Scoring Chance Diff. EV F – A PP F- A SH F – A Total F – A
Dan Hamhuis 0 – 10 1 – 0 0 – 1 1 – 11
Keith Ballard 0 – 1 0 – 0 0 – 0 0 – 1
Jason Garrison 1 – 9 4 – 0 1 – 0 6 – 9
Zack Kassian 0 – 5 0 – 0 0 – 0 0 – 5
Steve Pinizzotto 0 – 1 0 – 0 0 – 0 0 – 1
Alex Burrows 3 – 2 2 – 0 1 – 1 6 – 3
Derek Roy 1 – 5 2 – 0 0 – 1 3 – 6
Ryan Kesler 1 – 6 7 – 0 1 – 1 9 – 7
Cam Barker 1 – 2 0 – 0 0 – 1 1 – 3
Mason Raymond 0 – 7 0 – 0 0 – 0 0 – 7
Daniel Sedin 2 – 3 7 – 0 0 – 0 9 – 3
Alex Edler 3 – 5 4 – 0 0 – 1 7 – 6
Andrew Ebbett 1 – 4 0 – 0 0 – 0 1 – 4
Dale Weise 0 – 2 0 – 0 0 – 0 0 – 2
Henrik Sedin 2 – 2 5 – 0 0 – 0 7 – 2
Jannik Hansen 1 – 6 3 – 0 0 – 1 4 – 7
Max Lapierre 0 – 3 0 – 0 0 – 0 0 – 3
Andrew Alberts 3 – 5 0 – 0 1 – 1 4 – 6
  • JI123

    This seems to be a common theme all year, regardless of how we play the Canucks seem to be constantly in the negatives for scoring chances. They might have solid possession stats but it’s a worrying sign come playoffs.

  • JI123

    remember last season when some of Canucks nation started to panic a few weeks before playoffs started. Their underlying numbers started to fall through the floor, the goaltenders stole every game? Ya, it’s deja vu.

    Since trade deadline, Canucks fenwick close have dropped, they’re relying almost soley on goaltending.

    I think this team has a good roster, unfortunately Daniel, Raymond, Hansen and Kassian have disappeared after strong starts. Kesler has been ineffective at EV (surprisingly). Roy isn’t what I had expected after reviewing his underlying #’s on trade date.

    I can’t figure out what is wrong with this team. Then they say things like Hank did post game last night, “though we played one of our best efforts in a while”. SAY WHAT. This is the problem. Thinking that type of effort was good enough to get them past a Chicago, or STL or LA. Those series would last 5 games – max. Or until the goaltending became unsustainable.

    My concern level is as high as last year heading into the playoffs.

  • antro

    Nice to hear that Alberts played that well. I didn’t really notice, though I did notice Edler.

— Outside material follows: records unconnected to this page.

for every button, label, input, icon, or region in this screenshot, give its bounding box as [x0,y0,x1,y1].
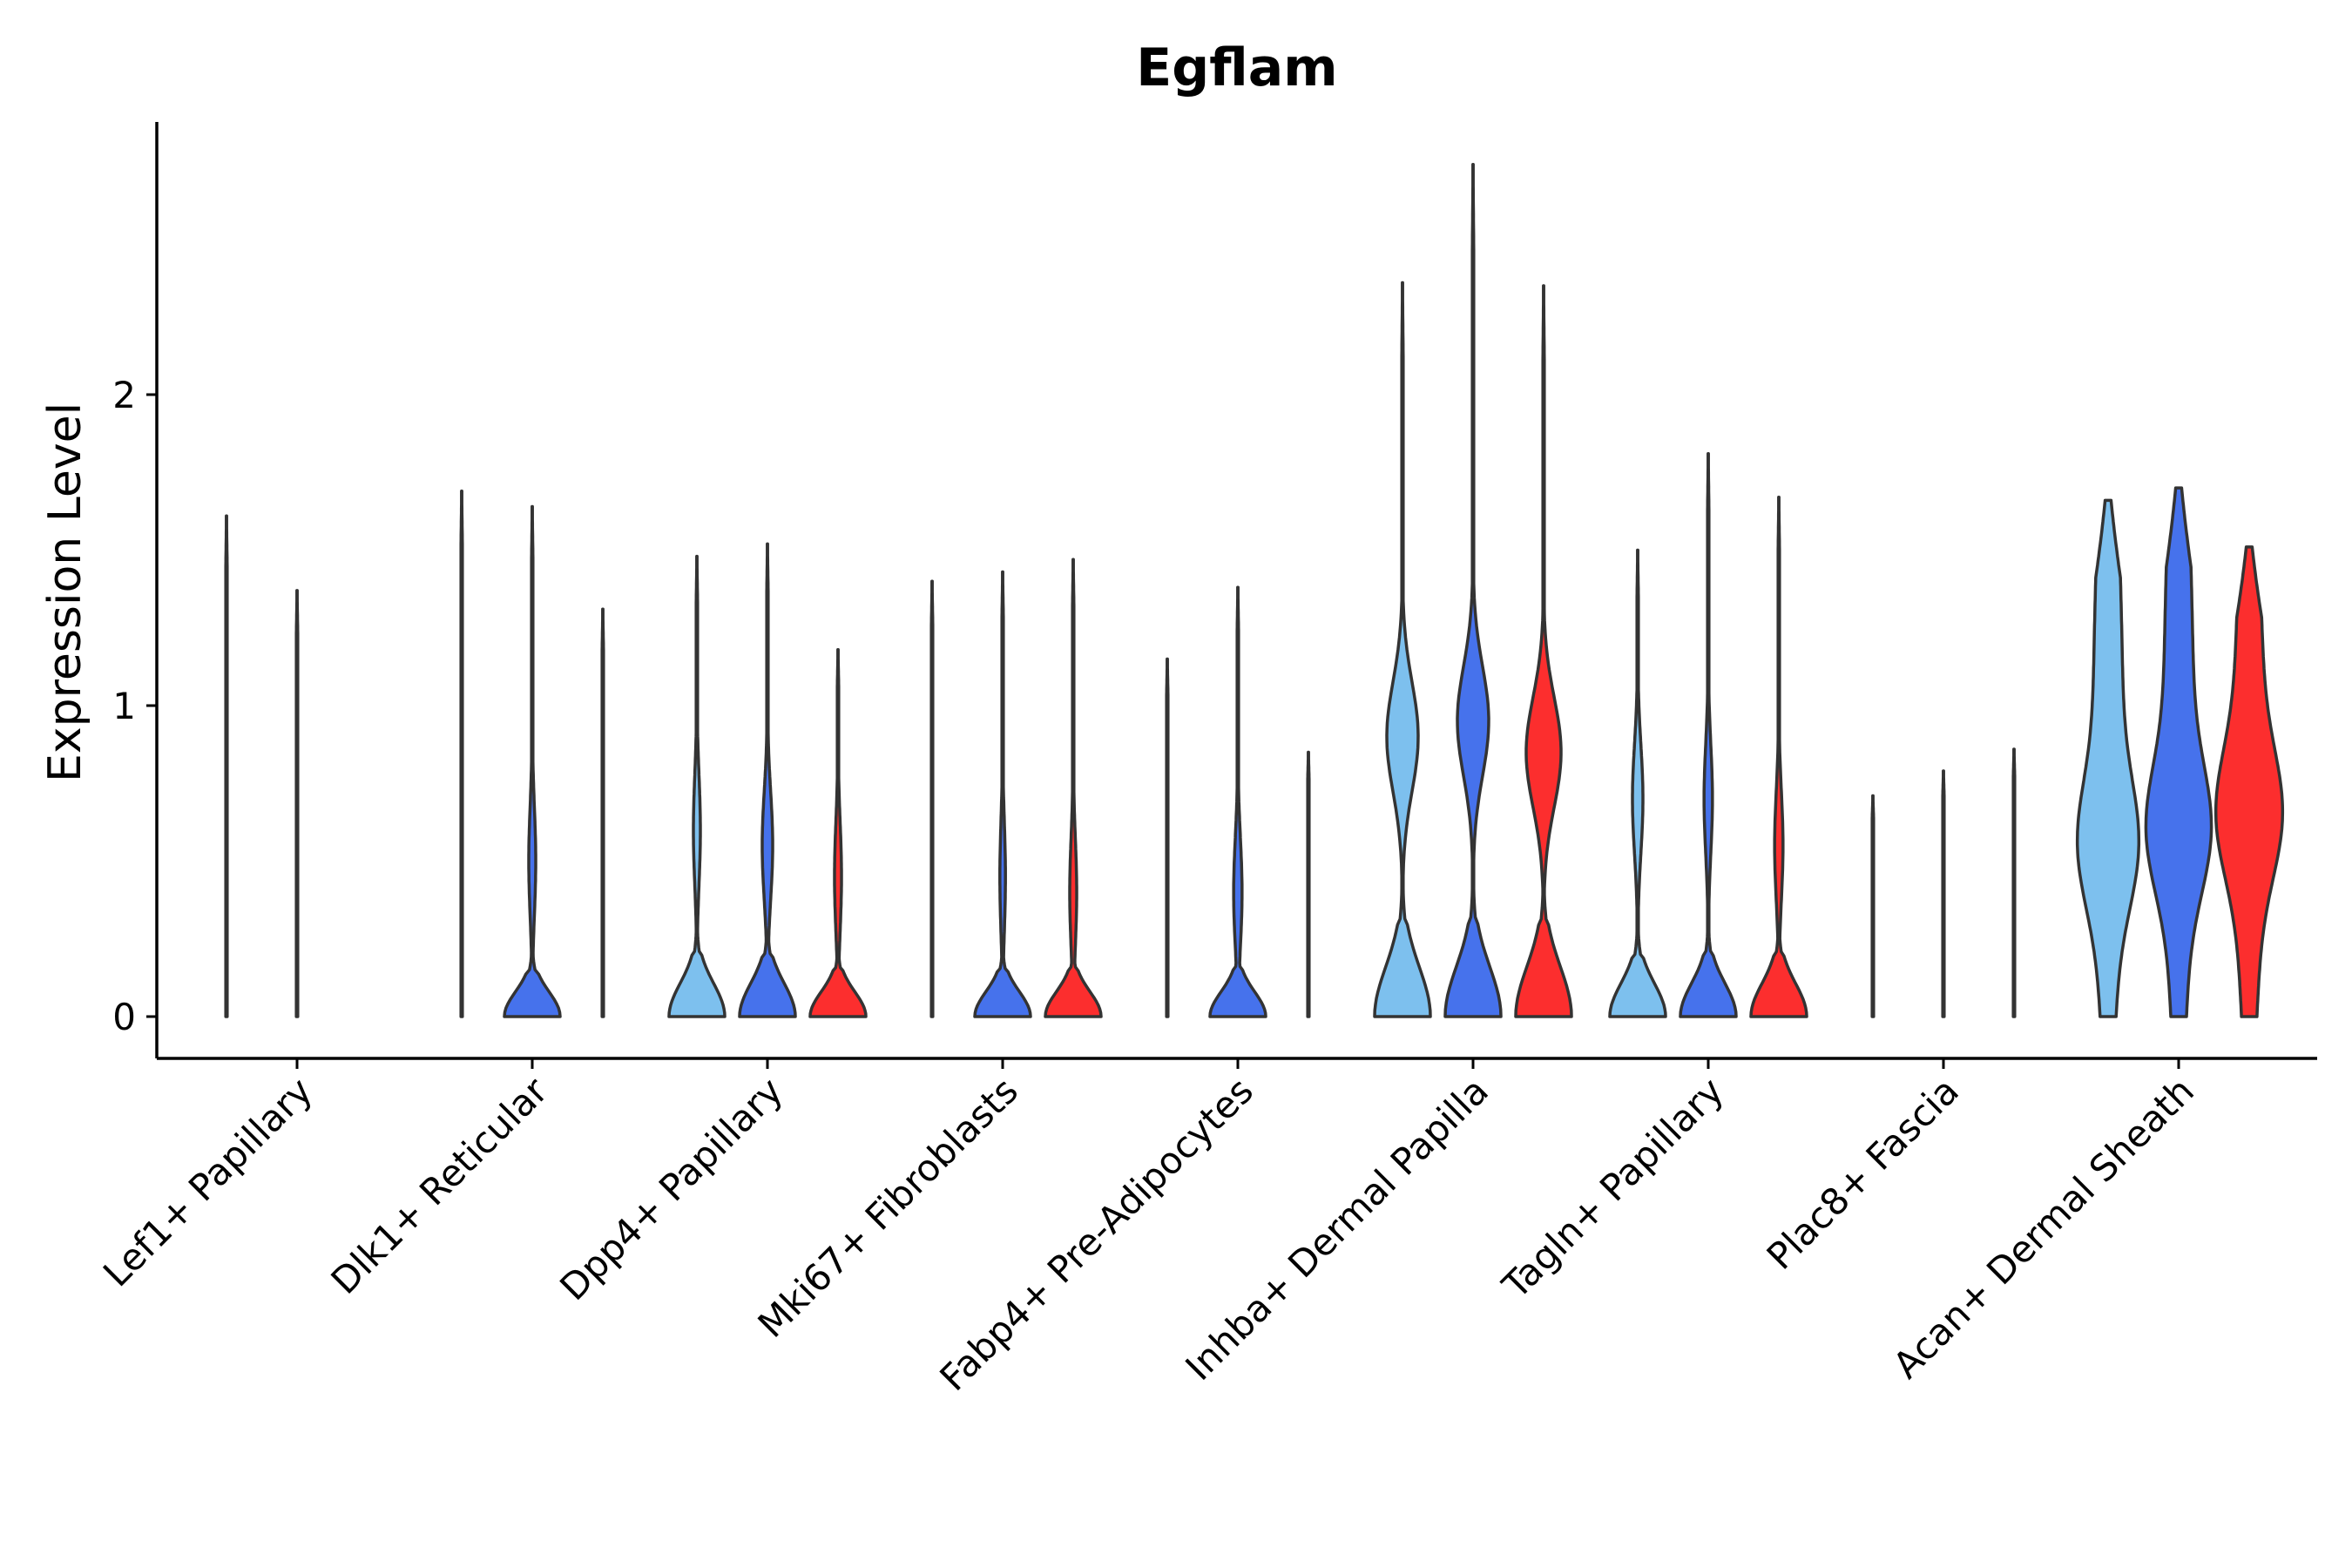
violin-6-group-3 [1514,284,1573,1018]
violin-8-group-1 [1870,794,1876,1018]
violin-5-group-1 [1165,657,1170,1018]
violins-layer [224,163,2285,1018]
x-tick-label: Tagln+ Papillary [1494,1069,1732,1307]
x-tick-label: Plac8+ Fascia [1759,1069,1967,1277]
violin-2-group-1 [459,489,464,1018]
violin-8-group-2 [1941,769,1946,1018]
violin-2-group-2 [503,504,562,1018]
violin-2-group-3 [600,607,605,1018]
violin-7-group-3 [1749,496,1808,1018]
violin-7-group-1 [1608,548,1667,1018]
violin-6-group-2 [1443,163,1503,1018]
violin-3-group-1 [667,554,727,1018]
violin-9-group-1 [2075,498,2141,1018]
x-tick-label: Lef1+ Papillary [95,1069,321,1294]
violin-3-group-2 [738,542,797,1018]
chart-title: Egflam [1136,37,1337,98]
x-tick-label: Mki67+ Fibroblasts [750,1069,1026,1345]
violin-9-group-3 [2213,545,2285,1018]
y-tick-label: 0 [112,996,136,1038]
violin-9-group-2 [2144,486,2213,1018]
x-tick-label: Dlk1+ Reticular [323,1069,557,1302]
violin-8-group-3 [2011,747,2017,1018]
x-tick-label: Dpp4+ Papillary [551,1069,791,1308]
violin-4-group-3 [1044,558,1103,1018]
y-axis-label: Expression Level [39,402,91,782]
violin-5-group-2 [1208,585,1267,1018]
violin-5-group-3 [1306,750,1311,1018]
violin-1-group-2 [294,589,300,1018]
y-tick-label: 2 [112,374,136,416]
violin-3-group-3 [808,647,868,1018]
violin-4-group-2 [973,570,1032,1018]
violin-7-group-2 [1679,452,1738,1018]
violin-1-group-1 [224,514,229,1018]
violin-6-group-1 [1373,280,1432,1018]
violin-4-group-1 [929,579,935,1018]
y-tick-label: 1 [112,685,136,727]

    I generally agree with the concerns. Kesler especially looked out of sync yesterday. (Probably Kesler and Roy were together for a while in an attempt to get Kesler going, rather than the stated reason of “loading up” two lines.) The injuries have taken an enormous toll on Vancouver’s team strengths. And those holes were not patched. This is the first time I really feel that GMMG just couldn’t quite get things to happen to really improve this team. And when he signed Barker, Joslin and Vandermeer, he should have known that the team was only a few injuries from actually playing the likes of them. (At the same time, I do think it is an unusual season, and no one knew that the cap would go down that much, esp a couple of years ago when they had to sign Luongo. But sometimes you have to cut your losses and let go.)

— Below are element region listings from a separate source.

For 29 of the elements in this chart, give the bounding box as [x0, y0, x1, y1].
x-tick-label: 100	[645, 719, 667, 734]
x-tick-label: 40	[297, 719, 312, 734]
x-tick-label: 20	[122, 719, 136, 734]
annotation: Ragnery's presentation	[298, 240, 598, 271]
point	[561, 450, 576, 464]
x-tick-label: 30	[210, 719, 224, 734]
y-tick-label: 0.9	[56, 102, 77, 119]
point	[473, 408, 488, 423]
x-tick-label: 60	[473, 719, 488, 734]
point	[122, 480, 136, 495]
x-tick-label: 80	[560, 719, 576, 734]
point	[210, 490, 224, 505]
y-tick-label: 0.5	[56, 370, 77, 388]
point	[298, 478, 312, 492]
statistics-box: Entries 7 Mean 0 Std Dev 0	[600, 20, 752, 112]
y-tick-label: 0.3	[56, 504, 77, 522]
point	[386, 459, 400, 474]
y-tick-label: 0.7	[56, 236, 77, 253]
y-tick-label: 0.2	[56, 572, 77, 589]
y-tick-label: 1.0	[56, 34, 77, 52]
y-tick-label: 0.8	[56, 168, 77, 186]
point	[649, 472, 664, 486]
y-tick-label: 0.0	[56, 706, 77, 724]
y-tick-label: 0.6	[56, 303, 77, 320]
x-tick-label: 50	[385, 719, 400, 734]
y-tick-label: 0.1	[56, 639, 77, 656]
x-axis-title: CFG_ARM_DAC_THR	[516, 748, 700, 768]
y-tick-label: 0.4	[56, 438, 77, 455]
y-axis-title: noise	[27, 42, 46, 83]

    Maybe if they get some puck luck and manage to catch Anaheim (unlikely), they can play Minnesota or Columbus in the first round.

    Or maybe Schneider steals a few games against one of LA/St.L/SJ, and they manage to get to the second round in time for Bieksa and Tanev to come back. But that’s a lot of ifs.

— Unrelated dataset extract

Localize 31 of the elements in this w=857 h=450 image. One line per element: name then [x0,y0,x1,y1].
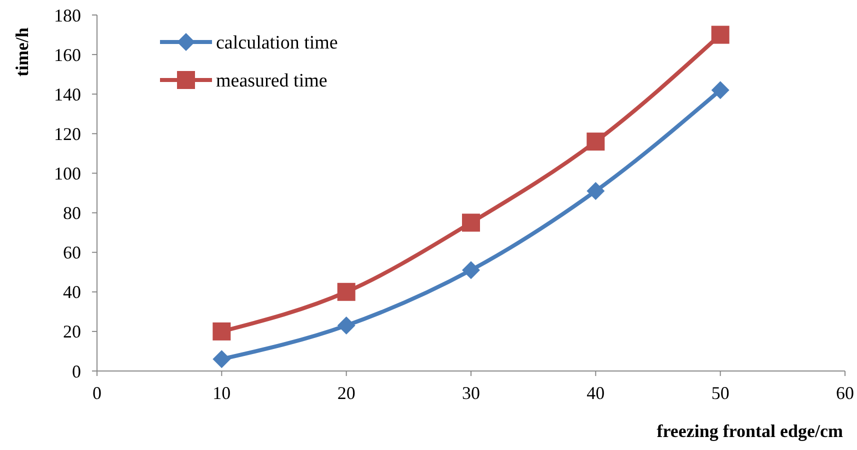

    The one other thing that might happen if Schneider manages to steal a series or two is reminding other GMs how useful good goaltending is.

  • antro

    Pretty bang on game recap. I think, in particular, Booth being out is hurting the team more than people think. He may not have been scoring much, but he’s so good at getting the puck down the ice, and the Canucks are really low on wingers that can do that right now. It looks a lot like Pittsburgh right now, the Canucks are strong down the middle and really kind of weak on the wings. The only problem is that Henrik and Kesler aren’t as good as Crosby and Malkin.

    Also, a Carl Sagan reference means this is by far the best game recap ever.

  • BrudnySeaby

    So stand-out goaltending once again gets the job done. But without his teammates scoring some goals, and by that I mean more than 1 per game, Schneider can stand on his head al he wants, but unless he posts shut-out after shut-out, it still won’t be enough to win a series.